Articles on this topic weren't always as cutely presented as the one on Jezebel. From an article by a woman simply referred to as "The Country Contributor" in the April 1911
Ladies' Home Journal (100 years ago!), this awesome opinion was splayed out:
In case you can't read that, the snippet says (to be read aloud in a ridiculously regal voice that I like to call "Lady Boddemboddem"):
No Woman Should Ever Marry Unless She is Willing to have a child or children. If you are not willing to institute a family you should remain single. It not immoral to refrain from having a larger family than you can support, or from subjecting a wife to child-bearing until her strength is exhausted; but on general principles it is immoral to marry with the positive intention of having no children, and it is very vulgar, too, as you will certainly understand some day when you awake to the plain realities of life.
Epic, no?
But beyond the part about being vulgar, isn't the message that
"you will certainly understand [it] some day when you awake to the plain realities of life" all that different from
"sigh.
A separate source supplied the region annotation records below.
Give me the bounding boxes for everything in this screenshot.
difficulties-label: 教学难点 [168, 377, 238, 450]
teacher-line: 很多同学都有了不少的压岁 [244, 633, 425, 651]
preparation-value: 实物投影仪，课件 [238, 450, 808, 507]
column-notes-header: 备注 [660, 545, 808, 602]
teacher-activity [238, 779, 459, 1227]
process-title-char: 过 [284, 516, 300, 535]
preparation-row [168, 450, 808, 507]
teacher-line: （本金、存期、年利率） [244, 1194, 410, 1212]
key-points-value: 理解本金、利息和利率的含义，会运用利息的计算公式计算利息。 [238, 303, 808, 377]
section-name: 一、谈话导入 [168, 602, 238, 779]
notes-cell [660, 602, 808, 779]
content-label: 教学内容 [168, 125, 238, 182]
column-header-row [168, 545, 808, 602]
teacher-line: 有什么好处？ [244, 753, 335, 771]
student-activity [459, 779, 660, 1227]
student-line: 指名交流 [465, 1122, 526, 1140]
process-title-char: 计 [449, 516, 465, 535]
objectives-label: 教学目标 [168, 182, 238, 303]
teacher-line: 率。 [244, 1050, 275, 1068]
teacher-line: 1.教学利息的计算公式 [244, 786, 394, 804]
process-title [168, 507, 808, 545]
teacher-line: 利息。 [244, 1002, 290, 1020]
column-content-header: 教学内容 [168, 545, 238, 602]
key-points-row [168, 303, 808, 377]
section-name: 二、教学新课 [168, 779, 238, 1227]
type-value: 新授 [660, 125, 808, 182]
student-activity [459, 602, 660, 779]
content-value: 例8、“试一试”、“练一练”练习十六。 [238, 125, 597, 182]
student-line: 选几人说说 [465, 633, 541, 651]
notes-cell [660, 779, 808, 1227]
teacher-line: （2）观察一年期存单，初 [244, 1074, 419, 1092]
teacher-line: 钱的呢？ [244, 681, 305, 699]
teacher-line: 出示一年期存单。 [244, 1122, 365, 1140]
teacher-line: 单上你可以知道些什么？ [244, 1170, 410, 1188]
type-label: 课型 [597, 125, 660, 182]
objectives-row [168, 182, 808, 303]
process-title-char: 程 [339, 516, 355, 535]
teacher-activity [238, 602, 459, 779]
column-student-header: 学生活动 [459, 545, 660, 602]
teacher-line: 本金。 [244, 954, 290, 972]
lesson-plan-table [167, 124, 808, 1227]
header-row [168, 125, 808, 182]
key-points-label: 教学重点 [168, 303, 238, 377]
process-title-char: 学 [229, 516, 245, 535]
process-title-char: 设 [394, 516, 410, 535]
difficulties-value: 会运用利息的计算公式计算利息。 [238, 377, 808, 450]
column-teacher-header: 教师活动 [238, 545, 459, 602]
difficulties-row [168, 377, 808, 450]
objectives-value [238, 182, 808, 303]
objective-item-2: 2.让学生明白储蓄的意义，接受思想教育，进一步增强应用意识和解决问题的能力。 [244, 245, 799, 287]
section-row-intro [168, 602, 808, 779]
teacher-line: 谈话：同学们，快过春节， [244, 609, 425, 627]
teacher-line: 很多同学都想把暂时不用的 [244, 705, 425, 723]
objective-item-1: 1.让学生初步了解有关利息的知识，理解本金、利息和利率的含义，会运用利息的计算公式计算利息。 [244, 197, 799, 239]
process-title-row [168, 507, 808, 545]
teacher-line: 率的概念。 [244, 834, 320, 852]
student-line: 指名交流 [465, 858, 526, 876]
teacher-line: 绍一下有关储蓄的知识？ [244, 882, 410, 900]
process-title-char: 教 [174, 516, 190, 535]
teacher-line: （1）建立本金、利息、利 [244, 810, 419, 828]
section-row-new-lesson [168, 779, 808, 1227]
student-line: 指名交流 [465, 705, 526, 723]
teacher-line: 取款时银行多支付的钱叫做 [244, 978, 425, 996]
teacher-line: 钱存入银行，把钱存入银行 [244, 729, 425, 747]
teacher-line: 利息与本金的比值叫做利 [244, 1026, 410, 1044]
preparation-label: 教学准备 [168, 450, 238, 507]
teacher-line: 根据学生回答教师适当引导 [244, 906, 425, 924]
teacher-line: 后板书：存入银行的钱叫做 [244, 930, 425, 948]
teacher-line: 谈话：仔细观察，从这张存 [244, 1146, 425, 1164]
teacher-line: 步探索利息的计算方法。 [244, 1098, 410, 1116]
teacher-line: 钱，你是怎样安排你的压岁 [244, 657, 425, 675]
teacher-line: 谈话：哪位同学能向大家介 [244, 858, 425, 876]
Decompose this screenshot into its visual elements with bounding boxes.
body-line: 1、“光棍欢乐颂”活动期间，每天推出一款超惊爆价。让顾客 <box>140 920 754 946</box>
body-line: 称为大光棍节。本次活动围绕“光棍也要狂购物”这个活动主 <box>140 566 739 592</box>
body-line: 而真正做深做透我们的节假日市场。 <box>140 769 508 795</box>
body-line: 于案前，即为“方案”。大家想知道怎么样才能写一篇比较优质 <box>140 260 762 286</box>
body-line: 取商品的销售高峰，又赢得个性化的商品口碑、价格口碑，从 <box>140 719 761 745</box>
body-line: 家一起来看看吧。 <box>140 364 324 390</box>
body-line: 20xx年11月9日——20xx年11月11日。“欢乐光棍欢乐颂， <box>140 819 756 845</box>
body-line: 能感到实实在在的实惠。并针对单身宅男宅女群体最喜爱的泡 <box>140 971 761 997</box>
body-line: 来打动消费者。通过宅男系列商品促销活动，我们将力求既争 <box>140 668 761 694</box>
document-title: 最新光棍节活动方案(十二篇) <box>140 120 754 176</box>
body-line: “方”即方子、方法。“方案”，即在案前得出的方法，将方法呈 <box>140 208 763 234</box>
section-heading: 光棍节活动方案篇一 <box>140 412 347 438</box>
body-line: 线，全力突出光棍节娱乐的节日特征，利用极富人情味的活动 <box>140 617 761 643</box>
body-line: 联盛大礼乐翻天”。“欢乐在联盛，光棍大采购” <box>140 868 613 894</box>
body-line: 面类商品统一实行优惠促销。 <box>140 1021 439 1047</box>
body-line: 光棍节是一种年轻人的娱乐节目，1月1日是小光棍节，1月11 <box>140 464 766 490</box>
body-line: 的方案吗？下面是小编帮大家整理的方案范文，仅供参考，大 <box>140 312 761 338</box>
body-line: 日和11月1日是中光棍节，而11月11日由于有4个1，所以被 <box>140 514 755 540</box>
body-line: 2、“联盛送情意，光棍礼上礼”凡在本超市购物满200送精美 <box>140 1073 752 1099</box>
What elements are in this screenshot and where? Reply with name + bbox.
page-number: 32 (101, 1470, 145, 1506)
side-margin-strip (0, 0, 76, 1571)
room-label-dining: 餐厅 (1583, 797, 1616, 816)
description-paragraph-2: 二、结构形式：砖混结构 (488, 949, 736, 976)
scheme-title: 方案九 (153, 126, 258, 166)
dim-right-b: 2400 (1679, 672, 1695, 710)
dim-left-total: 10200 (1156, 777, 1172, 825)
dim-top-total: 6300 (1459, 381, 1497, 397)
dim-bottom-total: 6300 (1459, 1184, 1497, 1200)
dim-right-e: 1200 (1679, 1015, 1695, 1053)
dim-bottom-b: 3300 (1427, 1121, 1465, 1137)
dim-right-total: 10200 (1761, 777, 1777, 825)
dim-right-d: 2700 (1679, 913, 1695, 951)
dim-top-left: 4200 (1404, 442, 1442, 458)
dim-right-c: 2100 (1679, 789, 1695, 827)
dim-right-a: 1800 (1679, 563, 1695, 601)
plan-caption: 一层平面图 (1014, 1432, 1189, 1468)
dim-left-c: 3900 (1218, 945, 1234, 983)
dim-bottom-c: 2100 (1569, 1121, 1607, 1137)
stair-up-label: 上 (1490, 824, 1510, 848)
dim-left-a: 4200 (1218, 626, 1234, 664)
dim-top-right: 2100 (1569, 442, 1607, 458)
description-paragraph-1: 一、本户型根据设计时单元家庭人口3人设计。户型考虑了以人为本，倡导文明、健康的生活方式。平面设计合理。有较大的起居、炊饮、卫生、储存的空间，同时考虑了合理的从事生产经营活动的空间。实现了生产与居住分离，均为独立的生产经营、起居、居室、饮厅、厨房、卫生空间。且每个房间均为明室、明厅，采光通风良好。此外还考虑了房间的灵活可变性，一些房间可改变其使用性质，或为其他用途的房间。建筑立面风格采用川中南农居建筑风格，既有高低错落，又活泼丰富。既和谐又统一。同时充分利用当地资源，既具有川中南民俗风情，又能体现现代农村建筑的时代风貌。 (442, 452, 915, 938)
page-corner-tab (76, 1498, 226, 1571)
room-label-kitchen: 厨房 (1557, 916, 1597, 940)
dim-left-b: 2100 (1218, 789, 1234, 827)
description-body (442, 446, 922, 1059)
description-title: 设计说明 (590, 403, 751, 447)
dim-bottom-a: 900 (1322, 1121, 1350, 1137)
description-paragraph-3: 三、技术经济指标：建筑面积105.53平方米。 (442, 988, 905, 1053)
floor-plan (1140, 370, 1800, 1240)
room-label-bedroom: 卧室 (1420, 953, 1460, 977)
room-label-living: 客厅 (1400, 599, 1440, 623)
It's hard to explain till it happens to you directly."?
I think Tracy Moore's article is fine and cheerfully-natured, but I wonder if she realizes that it comes across a touch belittling. What's funny about all this, is that no
real person in my life has ever tried to press me on the fact that I don't have a deep understanding of what it means to be a parent, nor the idea that having a child might not be for me. So maybe that's why I find it funny that articles like these keep getting churned out.
Do people really talk like that to one another, or did I win the friend lottery?